In the aftermath of the attacks, the CIA has undergone significant change. With the passage of the USA-PATRIOT Act in October 2001, the CIA has been granted expanded powers, including increased latitude in information gathering on U.S. citizens. The CIA is now permitted to monitor the Internet activity and telephone conversations of suspected terrorists, for example. In addition, information gleaned from grand jury proceedings and criminal investigations is now to be shared with the CIA.

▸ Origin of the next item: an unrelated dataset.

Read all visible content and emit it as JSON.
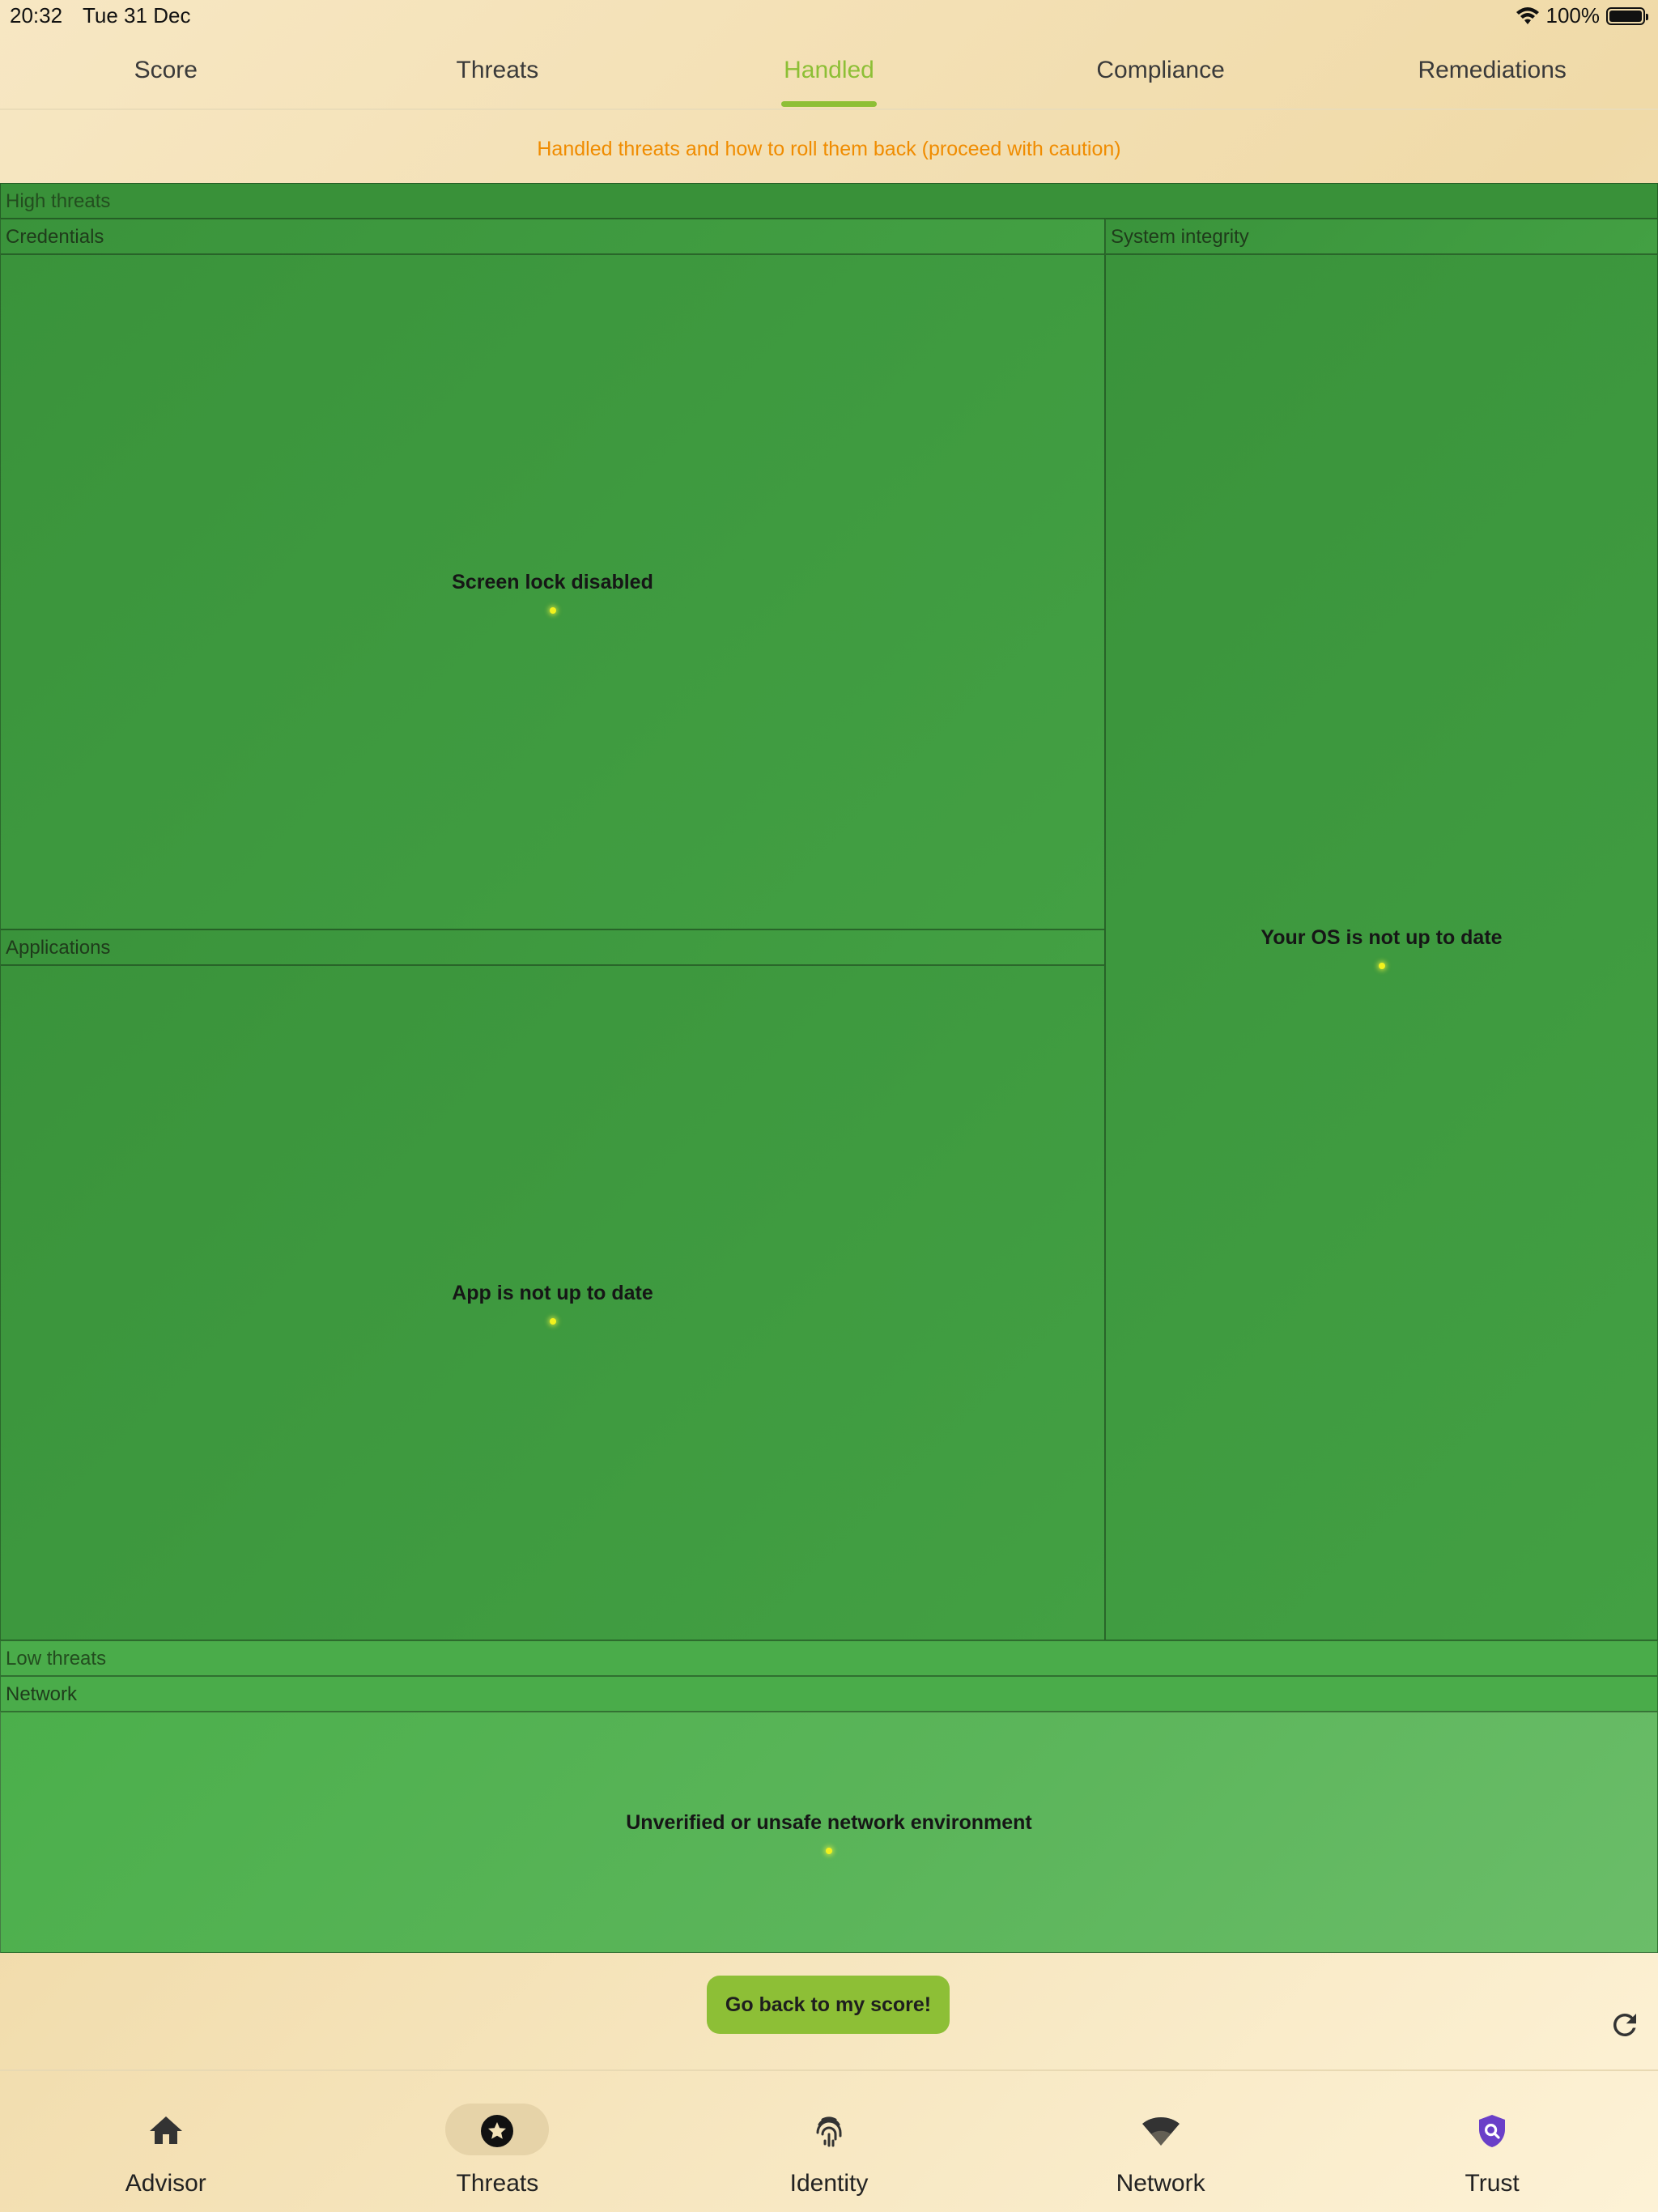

Many civil rights groups fear that these new powers will add to increased wrongdoing and reduced accountability. Stanford history professor Barton Bernstein says, “Over the years, [CIA personnel] have been malevolent, and in the short run they have often been inept. So to give them more power and more resources and less accountability seems rather dangerous.” In contrast, supporters believe that the changes are necessary to facilitate communication between the FBI, the CIA, and other agencies. Many believe that a lack of cooperation and communication between America’s various law enforcement and intelligence agencies is largely responsible for the September 11 attacks. As San Francisco Chronicle reporter Louis Freedberg explains, “Defenders of [intelligence] agencies say it is unfair to lump the missteps together to paint a broad picture of incompetence. Each mistake has separate roots, often in different branches and departments of various intelligence agencies.”
Many analysts feel that the changes already made within the intelligence community do not go far enough. They call for a complete restructuring of America’s intelligence agencies. The cabinet-level Department of Homeland Security proposed by President George W. Bush in June 2002 may play a significant role in such a reorganization. Other observers argue that the CIA should be expanded, which would necessitate the allocation of more federal money to the agency. Along the same lines, some analysts contend that the ban on assassinations and the regulations regarding the recruitment of sources with histories of human rights abuses should be rescinded. Many are also talking about allowing the CIA to use torture. These observers believe that restrictions on assassinations, recruitment, and torture hamper the CIA’s ability to infiltrate and abolish terrorist cells.
The sense of security that had developed during an era of relative peace and prosperity came abruptly to an end as the twin towers collapsed in September 2001. It is certainly no surprise that Americans began to wonder why the CIA had not protected them from the Islamic terrorists bent on their destruction. In At Issue: The CIA, professors, government officials, civil rights activists, and journalists debate whether or not the CIA was responsible for the terrorist attacks on America and how the agency should change in response to these new threats to America’s security. Realistic or not, Americans expect the CIA to protect them from such tragedies on their soil. Time will tell whether the CIA will succeed in meeting these expectations or whether its troubled history will continue.